Indicateur pertinent pour les investisseurs, le classement doing business de la Banque mondiale a livré une bonne suprise pour le Maroc, qui y a gagné 7 place en intégrant le top 50 des économies mondiales. Des résultats que l’institution financière internationale a justigié par la «série de mesures et de réformes importantes liées à l’activité économique et entrepreneuriale marocaine». Le Royaume conserve son avance en Afrique du Nord et se classe au troisième rang des pays de la région MENA, derrière les Émirats arabes unis (16ème) et Bahreïn (43ème), devant l’Arabie saoudite (62ème) et Oman (62ème). La  Jordanie est 75ème, le Qatar 77ème, la Tunisie 78ème, le Koweït 83ème, l’Egypte 114ème. Au niveau africain, le rapport a souligné que le Maroc maintenait sa troisième position derrière les îles Maurice, qui se classaient au 13ème rang mondial, le Rwanda au 38ème rang, et devant le Kenya 56ème, l’Afrique du Sud 84ème, le Sénégal 123ème, le Nigeria 131ème.

Le tournant protectionniste 

Alors que la prise de conscience a été prise quant au niveau des organes de décision quant au côté nocif de certains accords de libre-échange, le ministre de l’Industrie et du Commerce, Moulay Hafid Elalamy, a décidé de prendre ce dosser au sérieux à partir de novembre 2019. Ainsi, face à l’agressivité commerciale, il s’agira donc de procéder à une révision globale des accords de libre-échange conclus et prospecter les meilleures voies possibles à même de favoriser un rééquilibrage des relations commerciales avec les partenaires, de renforcer le dispositif de défense commerciale dans le but de lutter vigoureusement contre la concurrence étrangère déloyale, notamment à travers un contrôle davantage strict à la frontière (fraude, contrebande, sous-facturation…) de «sorte à préserver l’intégrité du marché intérieur et favoriser son développement harmonieux», de l’explorer l’opportunité de recourir à une nouvelle doctrine en matière de conclusion des accords de libre-échange, en privilégiant plus les groupements régionaux que l’approche bilatérale et en ciblant en priorité les pays du Sud pour se prémunir contre les chocs concurrentiels asymétriques.

Les biens de l’Etat inattaquable ? L’article de la discorde

Lors de la présentation du projet de loi de Finance 2020, une disposition a spécialement attiré l’ire des professionnels de la Justice, à savoir l’article 9. Ce dernier édicte que les créanciers de l’Etat porteurs de titres ou de jugements exécutoires à l’encontre de l’Etat ne peuvent se pourvoir en paiement que devant les services ordonnateurs de l’administration publique concernée». Ces derniers sont certes tenus d’inscrire les crédits nécessaires pour l’exécution des jugements, mais «dans la limite des possibilités de budget». Si la dépense est imputée sur des crédits qui se révèlent insuffisants, l’exécution des jugements est faite dès lors, par voie d’ordonnancement de la somme concernée, à hauteur de crédits budgétaires disponible.
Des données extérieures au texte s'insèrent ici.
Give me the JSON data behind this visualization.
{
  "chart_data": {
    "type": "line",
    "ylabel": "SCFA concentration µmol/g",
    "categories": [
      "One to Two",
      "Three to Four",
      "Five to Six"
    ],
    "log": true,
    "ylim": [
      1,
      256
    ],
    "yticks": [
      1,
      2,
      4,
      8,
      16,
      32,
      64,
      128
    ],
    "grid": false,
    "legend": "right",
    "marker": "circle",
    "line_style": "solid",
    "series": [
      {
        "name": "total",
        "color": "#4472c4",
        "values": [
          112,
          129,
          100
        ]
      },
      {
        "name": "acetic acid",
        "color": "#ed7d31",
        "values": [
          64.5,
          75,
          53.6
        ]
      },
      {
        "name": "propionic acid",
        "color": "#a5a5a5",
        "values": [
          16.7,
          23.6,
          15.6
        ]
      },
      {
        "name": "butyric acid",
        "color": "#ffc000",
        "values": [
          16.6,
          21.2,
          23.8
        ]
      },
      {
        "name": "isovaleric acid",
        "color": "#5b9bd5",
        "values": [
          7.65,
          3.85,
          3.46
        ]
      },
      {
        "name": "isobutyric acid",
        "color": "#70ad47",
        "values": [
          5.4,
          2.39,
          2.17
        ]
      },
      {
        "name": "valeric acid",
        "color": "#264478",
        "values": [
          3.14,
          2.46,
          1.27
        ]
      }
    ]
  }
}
Un texte que l’association des anciens batonniers a considéré comme «un discrédit pour le pouvoir judiciaire», et n’a pas hésité à mobiliser ses troupes. La CGEM également, première concernée, n’a pas hésité à parler d’un «pas en arrière». Le texte a été finalement amendé, avec la garantie pour les créanciers détenteurs de jugements définitifs en faveur d’une saisie des biens de l’Etat le droit de se faire payer dans un délai maximum de 4 ans.

Anti-inflationniste dur, le gouverneur de la Banque centrale refuse d’injecter de l’argent dans l’économie.

Un emprunt à l’international forcé ? 

Alors que Bank Al Maghrib refuse de mettre de l’argent dans l’économie et que les banques marocaine sont en crise de liquidité, l’Etat a choisi d’opérer une sortie vers les marchés financiers afin d’obtenir un emprunt obligataire. L’Etat a émis le 21 novembre 2019, cet emprunt pour un montant de 1 milliard d’euros, assorti d’une maturité de 12 ans. «Outre le rendement qui constitue le niveau le plus bas jamais obtenu par le Maroc sur le marché international, cette émission a bénéficié du carnet d’ordre le plus important par sa taille pour une transaction en euro du Maroc: il a dépassé 5,3 milliards d’euros au cours de la transaction avec plus de 285 investisseurs impliqués. Ce succès confirme la confiance dont jouit le Maroc auprès des grandes institutions financières internationales et des agences de notation», a indiqué le département de l’Economie et des Finances après son roadshow dans les capitales financières mondiales. Cette opération marque néanmoins la fin de la tendance baissière de la charge de la dette sur les finances publiques…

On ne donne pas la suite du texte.